Honolulu police call them the eyes and ears of the department, and they help make officers better.
Citizens patrol groups are trained members of the community. This type of law enforcement volunteer walks through the neighborhood and reports back to police about things officers might otherwise miss.
The Honolulu Police Department says it is always recruiting.
Different from a neighborhood watch, citizens patrols are trained through the department and are distinguished by their brightly colored shirts.
Mildred Chieko Toyama is 92 years old. Years ago, someone convinced her to join a citizens patrol.
“I see this group come in every, once a week walking around, so one of the guys said, ‘Mildred why don’t you join us?’ Okay, for exercise,” she admitted.

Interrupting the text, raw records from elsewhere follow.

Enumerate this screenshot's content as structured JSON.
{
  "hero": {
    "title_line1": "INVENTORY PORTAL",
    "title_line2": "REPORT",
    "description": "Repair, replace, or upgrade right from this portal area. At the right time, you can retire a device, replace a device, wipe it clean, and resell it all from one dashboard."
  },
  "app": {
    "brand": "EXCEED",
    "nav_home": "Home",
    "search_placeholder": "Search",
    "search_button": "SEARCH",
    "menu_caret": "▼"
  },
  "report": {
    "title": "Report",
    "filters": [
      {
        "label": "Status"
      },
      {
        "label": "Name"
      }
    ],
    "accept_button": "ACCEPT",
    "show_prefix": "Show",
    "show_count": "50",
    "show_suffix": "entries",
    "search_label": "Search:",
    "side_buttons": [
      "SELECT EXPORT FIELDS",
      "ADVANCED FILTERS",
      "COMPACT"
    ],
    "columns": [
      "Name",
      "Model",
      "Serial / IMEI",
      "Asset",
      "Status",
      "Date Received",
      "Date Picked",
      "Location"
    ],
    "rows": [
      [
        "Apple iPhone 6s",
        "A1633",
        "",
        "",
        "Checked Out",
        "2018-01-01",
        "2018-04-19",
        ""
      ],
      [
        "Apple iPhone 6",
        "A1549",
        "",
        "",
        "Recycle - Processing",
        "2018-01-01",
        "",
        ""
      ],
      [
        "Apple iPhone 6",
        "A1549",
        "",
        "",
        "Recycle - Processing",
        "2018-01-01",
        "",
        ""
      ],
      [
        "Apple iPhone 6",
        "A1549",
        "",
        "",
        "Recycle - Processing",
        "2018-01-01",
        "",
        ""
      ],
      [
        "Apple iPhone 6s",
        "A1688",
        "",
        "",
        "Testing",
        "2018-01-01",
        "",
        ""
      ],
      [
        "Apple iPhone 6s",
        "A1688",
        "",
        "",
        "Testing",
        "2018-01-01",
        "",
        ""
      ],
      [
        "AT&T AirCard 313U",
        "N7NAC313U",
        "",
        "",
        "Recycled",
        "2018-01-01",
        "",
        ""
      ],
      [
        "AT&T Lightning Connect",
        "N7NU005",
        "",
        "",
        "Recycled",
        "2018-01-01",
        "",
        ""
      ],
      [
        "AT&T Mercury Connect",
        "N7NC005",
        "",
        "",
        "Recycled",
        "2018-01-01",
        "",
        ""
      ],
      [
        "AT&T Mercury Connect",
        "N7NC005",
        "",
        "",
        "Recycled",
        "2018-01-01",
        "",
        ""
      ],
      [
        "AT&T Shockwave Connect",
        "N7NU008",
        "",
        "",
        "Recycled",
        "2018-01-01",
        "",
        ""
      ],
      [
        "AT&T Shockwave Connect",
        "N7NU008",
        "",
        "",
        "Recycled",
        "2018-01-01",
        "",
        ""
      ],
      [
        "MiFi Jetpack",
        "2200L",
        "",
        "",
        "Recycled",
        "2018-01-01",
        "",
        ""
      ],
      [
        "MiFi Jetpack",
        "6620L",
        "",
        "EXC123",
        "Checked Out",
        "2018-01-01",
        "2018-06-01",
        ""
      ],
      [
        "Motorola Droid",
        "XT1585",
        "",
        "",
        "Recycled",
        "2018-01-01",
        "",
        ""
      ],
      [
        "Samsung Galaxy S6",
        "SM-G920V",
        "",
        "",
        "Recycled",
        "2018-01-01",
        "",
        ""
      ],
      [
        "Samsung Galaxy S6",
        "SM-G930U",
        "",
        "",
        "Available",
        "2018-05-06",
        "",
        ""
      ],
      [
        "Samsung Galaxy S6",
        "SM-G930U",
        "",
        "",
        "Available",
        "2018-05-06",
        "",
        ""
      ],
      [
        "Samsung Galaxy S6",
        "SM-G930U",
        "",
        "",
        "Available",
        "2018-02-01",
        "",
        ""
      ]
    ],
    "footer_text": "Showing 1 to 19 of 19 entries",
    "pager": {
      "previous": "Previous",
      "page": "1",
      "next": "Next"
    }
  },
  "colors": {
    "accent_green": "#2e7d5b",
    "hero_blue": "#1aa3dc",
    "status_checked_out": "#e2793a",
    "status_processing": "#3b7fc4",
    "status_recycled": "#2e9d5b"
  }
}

Toyama says it became more than exercise. She enjoyed helping the community.
“Do you think it keeps the community safe, doing what you do?” KHON2 asked.
“Yes, and we’re supposed to. Isn’t that right, officer?” replied Toyama as she looked at Sgt. Deric Valoroso with the Honolulu Police Department.
Valoroso supervises District 1’s Community Policing Team, which covers the downtown Honolulu area from Liliha Street to Punahou Street, and from Round Top Drive to Ala Moana beach. There are 51 citizens patrols in this district.
“They help us to deter simple things that seem to be growing lately, like any problem we have that we don’t have time to look at,” said Valoroso. “Not enough parking in the area, because people are parking illegally. They can report it to us. We research it and see what we can do about that.”
Valoroso says citizens patrols helped shed light on things like uneven sidewalks, broken lights, and abandoned vehicles in the neighborhood.
“Every district has a community policing team. Those are the people to contact to try and start one in your community,” explained Valoroso.
He says in District 1, most of the citizens patrols are made up of kupuna.
“It would be nice to have a younger view of what’s going on in the community. That generation views things differently than I do. They’re the ones living in the community. They are our future. They need to make changes and adjustments to their future by helping us out,” said Valoroso.
But he’s quick to point out that doesn’t make kupuna, like Mildred, any less helpful to the department.